Gas bottles aliment improvised open kitchens on the slender wooden boats, and you can see big pots of water or even oil boiling, while women (there seem to be only women paddling in the floating market) chop food and make hot dishes on the spot, all sorts of food really, from noodles to meat and fish curries, from 'pancakes' to fried morsels, or more simply some glutinous rice with fresh mango. Seeing those big rusty gas bottles and big hot pots really makes you wonder if they ever tip over into the water! Or if sometime they could collide a bit too roughly, and blow up! But they certainly didn't on the morning that we were there: these ladies must be multi tasking experts!
If you travel through Thailand for weeks or months it probably pays to get used to street food, but as we were there for just a few days we didn't want to risk a belly bug, so we only got fresh coconut to drink, and tropical fruit to peel (like banana, rambutan and mangosteen, in the picture below). It is better to have fruit that can be peeled rather than washed, as even the water can be upsetting at times. And I have to add: being a vegetarian can be an advantage when you travel in many countries as you don't have to worry about bad meat!
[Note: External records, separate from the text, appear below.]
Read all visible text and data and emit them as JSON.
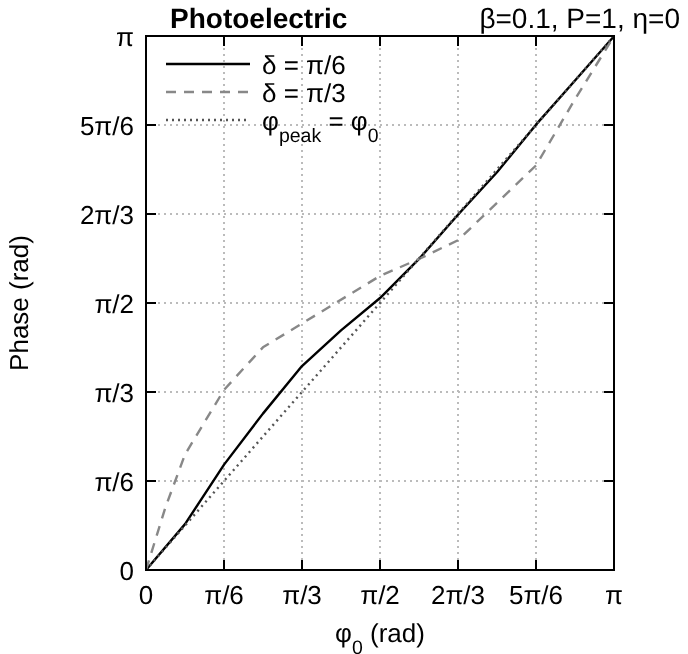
{
  "chart_data": {
    "type": "line",
    "title": "Photoelectric",
    "subtitle": "β=0.1, P=1, η=0",
    "xlabel": "φ$_{0}$ (rad)",
    "ylabel": "Phase (rad)",
    "xlim": [
      0,
      3.1416
    ],
    "ylim": [
      0,
      3.1416
    ],
    "xticks": [
      0,
      {
        "value": 0.5236,
        "label": "π/6"
      },
      {
        "value": 1.0472,
        "label": "π/3"
      },
      {
        "value": 1.5708,
        "label": "π/2"
      },
      {
        "value": 2.0944,
        "label": "2π/3"
      },
      {
        "value": 2.618,
        "label": "5π/6"
      },
      {
        "value": 3.1416,
        "label": "π"
      }
    ],
    "yticks": [
      0,
      {
        "value": 0.5236,
        "label": "π/6"
      },
      {
        "value": 1.0472,
        "label": "π/3"
      },
      {
        "value": 1.5708,
        "label": "π/2"
      },
      {
        "value": 2.0944,
        "label": "2π/3"
      },
      {
        "value": 2.618,
        "label": "5π/6"
      },
      {
        "value": 3.1416,
        "label": "π"
      }
    ],
    "grid": true,
    "legend": "top left",
    "series": [
      {
        "name": "δ = π/6",
        "color": "#000000",
        "line_style": "solid",
        "x": [
          0,
          0.262,
          0.524,
          0.785,
          1.047,
          1.309,
          1.571,
          1.833,
          2.094,
          2.356,
          2.618,
          2.88,
          3.1416
        ],
        "values": [
          0,
          0.27,
          0.62,
          0.92,
          1.2,
          1.41,
          1.6,
          1.83,
          2.09,
          2.34,
          2.62,
          2.88,
          3.14
        ]
      },
      {
        "name": "δ = π/3",
        "color": "#888888",
        "line_style": "dashed",
        "x": [
          0,
          0.131,
          0.262,
          0.524,
          0.785,
          1.047,
          1.571,
          1.833,
          2.094,
          2.618,
          2.88,
          3.1416
        ],
        "values": [
          0,
          0.37,
          0.68,
          1.06,
          1.31,
          1.45,
          1.73,
          1.83,
          1.94,
          2.38,
          2.77,
          3.14
        ]
      },
      {
        "name": "φ$_{peak}$ = φ$_{0}$",
        "color": "#555555",
        "line_style": "dotted",
        "x": [
          0,
          3.14
        ],
        "values": [
          0,
          3.14
        ]
      }
    ]
  }
}
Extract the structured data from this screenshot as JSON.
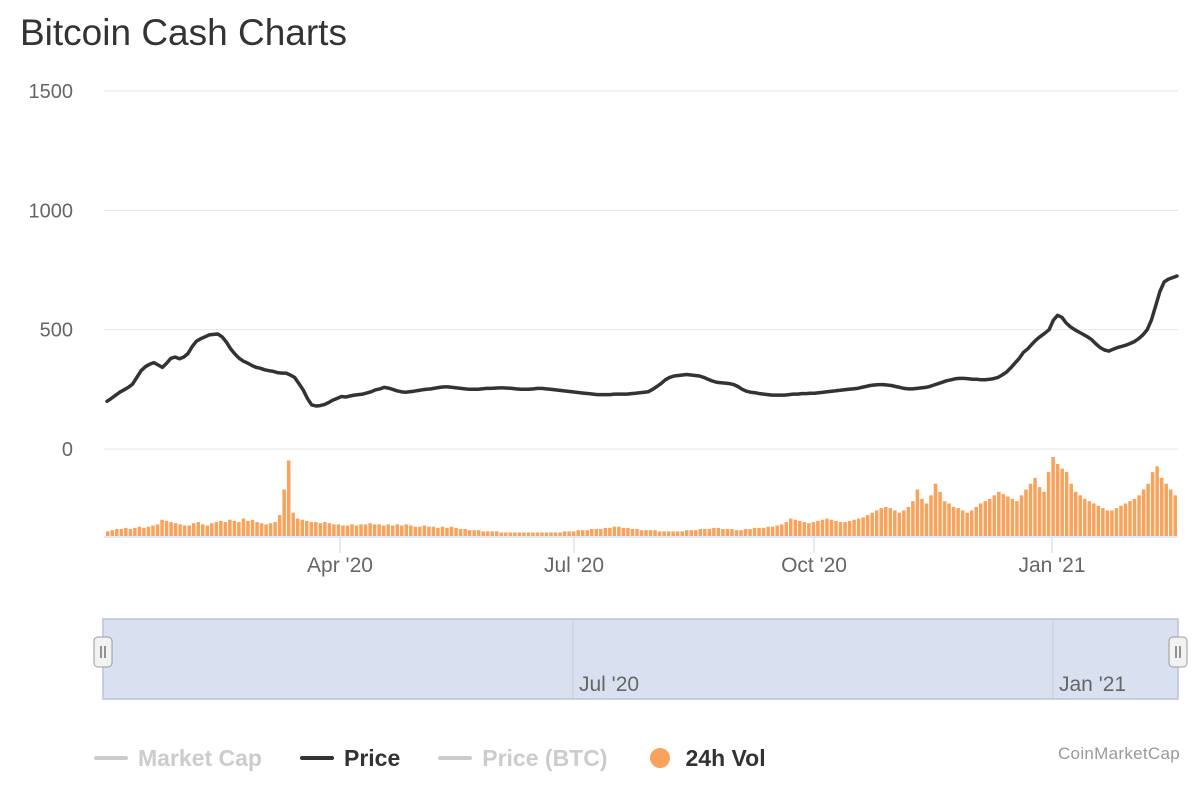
{
  "chart_data": {
    "type": "line",
    "title": "Bitcoin Cash Charts",
    "ylim": [
      0,
      1500
    ],
    "y_ticks": [
      "0",
      "500",
      "1000",
      "1500"
    ],
    "x_labels": [
      "Apr '20",
      "Jul '20",
      "Oct '20",
      "Jan '21"
    ],
    "navigator_labels": [
      "Jul '20",
      "Jan '21"
    ],
    "grid": true,
    "series": [
      {
        "name": "Price",
        "color": "#333333",
        "values": [
          200,
          212,
          225,
          238,
          248,
          258,
          272,
          300,
          328,
          345,
          355,
          362,
          352,
          342,
          360,
          380,
          385,
          378,
          385,
          400,
          430,
          452,
          462,
          470,
          478,
          480,
          482,
          470,
          448,
          420,
          398,
          380,
          368,
          360,
          350,
          342,
          338,
          332,
          328,
          325,
          320,
          318,
          318,
          310,
          300,
          275,
          248,
          212,
          185,
          180,
          182,
          186,
          195,
          205,
          212,
          220,
          218,
          222,
          226,
          228,
          230,
          235,
          240,
          248,
          252,
          258,
          255,
          250,
          244,
          240,
          238,
          240,
          242,
          245,
          248,
          250,
          252,
          255,
          258,
          260,
          260,
          258,
          256,
          254,
          252,
          250,
          250,
          250,
          252,
          254,
          254,
          255,
          256,
          256,
          255,
          254,
          252,
          250,
          250,
          250,
          252,
          254,
          254,
          252,
          250,
          248,
          246,
          244,
          242,
          240,
          238,
          236,
          234,
          232,
          230,
          228,
          228,
          228,
          228,
          230,
          230,
          230,
          230,
          232,
          234,
          236,
          238,
          240,
          250,
          262,
          275,
          290,
          300,
          306,
          308,
          310,
          312,
          310,
          308,
          306,
          300,
          292,
          285,
          280,
          278,
          276,
          274,
          270,
          262,
          250,
          242,
          238,
          236,
          232,
          230,
          228,
          226,
          226,
          226,
          226,
          228,
          230,
          230,
          232,
          232,
          234,
          234,
          236,
          238,
          240,
          242,
          244,
          246,
          248,
          250,
          252,
          254,
          258,
          262,
          266,
          268,
          270,
          270,
          268,
          266,
          262,
          258,
          254,
          252,
          252,
          254,
          256,
          258,
          262,
          268,
          274,
          280,
          286,
          290,
          294,
          296,
          296,
          294,
          292,
          292,
          290,
          290,
          292,
          295,
          300,
          310,
          322,
          340,
          360,
          380,
          405,
          420,
          440,
          458,
          472,
          485,
          500,
          540,
          560,
          552,
          528,
          512,
          500,
          490,
          480,
          470,
          458,
          440,
          425,
          415,
          410,
          418,
          425,
          430,
          435,
          442,
          450,
          462,
          478,
          500,
          540,
          600,
          660,
          700,
          712,
          718,
          725
        ]
      },
      {
        "name": "24h Vol",
        "color": "#f7a35c",
        "values": [
          4,
          5,
          6,
          6,
          7,
          6,
          7,
          8,
          7,
          8,
          9,
          10,
          14,
          13,
          12,
          11,
          10,
          9,
          9,
          11,
          12,
          10,
          9,
          11,
          12,
          13,
          12,
          14,
          13,
          12,
          15,
          13,
          14,
          12,
          11,
          10,
          11,
          12,
          18,
          40,
          65,
          20,
          15,
          14,
          13,
          12,
          12,
          11,
          12,
          11,
          10,
          10,
          9,
          9,
          10,
          9,
          10,
          10,
          11,
          10,
          10,
          9,
          10,
          9,
          10,
          9,
          10,
          9,
          8,
          8,
          9,
          8,
          8,
          7,
          8,
          7,
          8,
          7,
          6,
          6,
          5,
          5,
          5,
          4,
          4,
          4,
          4,
          3,
          3,
          3,
          3,
          3,
          3,
          3,
          3,
          3,
          3,
          3,
          3,
          3,
          3,
          4,
          4,
          4,
          5,
          5,
          5,
          6,
          6,
          6,
          7,
          7,
          8,
          8,
          7,
          7,
          6,
          6,
          5,
          5,
          5,
          5,
          4,
          4,
          4,
          4,
          4,
          4,
          5,
          5,
          5,
          6,
          6,
          6,
          7,
          7,
          6,
          6,
          6,
          5,
          5,
          6,
          6,
          7,
          7,
          7,
          8,
          8,
          9,
          10,
          12,
          15,
          14,
          13,
          12,
          11,
          12,
          13,
          14,
          15,
          14,
          13,
          12,
          12,
          13,
          14,
          15,
          16,
          18,
          20,
          22,
          24,
          25,
          24,
          22,
          20,
          22,
          25,
          30,
          40,
          32,
          28,
          35,
          45,
          38,
          30,
          28,
          25,
          24,
          22,
          20,
          22,
          25,
          28,
          30,
          32,
          35,
          38,
          36,
          34,
          32,
          30,
          35,
          40,
          45,
          50,
          42,
          38,
          55,
          68,
          62,
          58,
          55,
          45,
          38,
          35,
          32,
          30,
          28,
          26,
          24,
          22,
          22,
          24,
          26,
          28,
          30,
          32,
          35,
          40,
          45,
          55,
          60,
          50,
          45,
          40,
          35
        ]
      }
    ]
  },
  "legend": {
    "items": [
      "Market Cap",
      "Price",
      "Price (BTC)",
      "24h Vol"
    ],
    "active": [
      false,
      true,
      false,
      true
    ],
    "active_color": "#333333",
    "inactive_color": "#cccccc",
    "vol_color": "#f7a35c"
  },
  "credits": "CoinMarketCap"
}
The Damnernsaduak Floating market is about two hours drive South of Bangkok, you can take a bus or there are many private tours for all pockets. Tourism is a very important income for this part of the country and I feel that this traditional market (which still is very much a Farmers Market) is thriving also thanks to visitors who come to this very original 'Venice of the East'. For me it was a great experience, and the kids especially enjoyed the ride on the long tail speed boat (we took this one before entering the market, of course), which was a very fast, bumpy and mildly wet experience (yep, keep your mouth shut!) through winding canals, mostly lined on both sides with wooden houses on stilts. Near the village the houses started to be connected to each others by long pedestrian 'bridges' that are only slightly larger that a gymnastic balance beam. We didn't see a single tourist walking on one of them :-).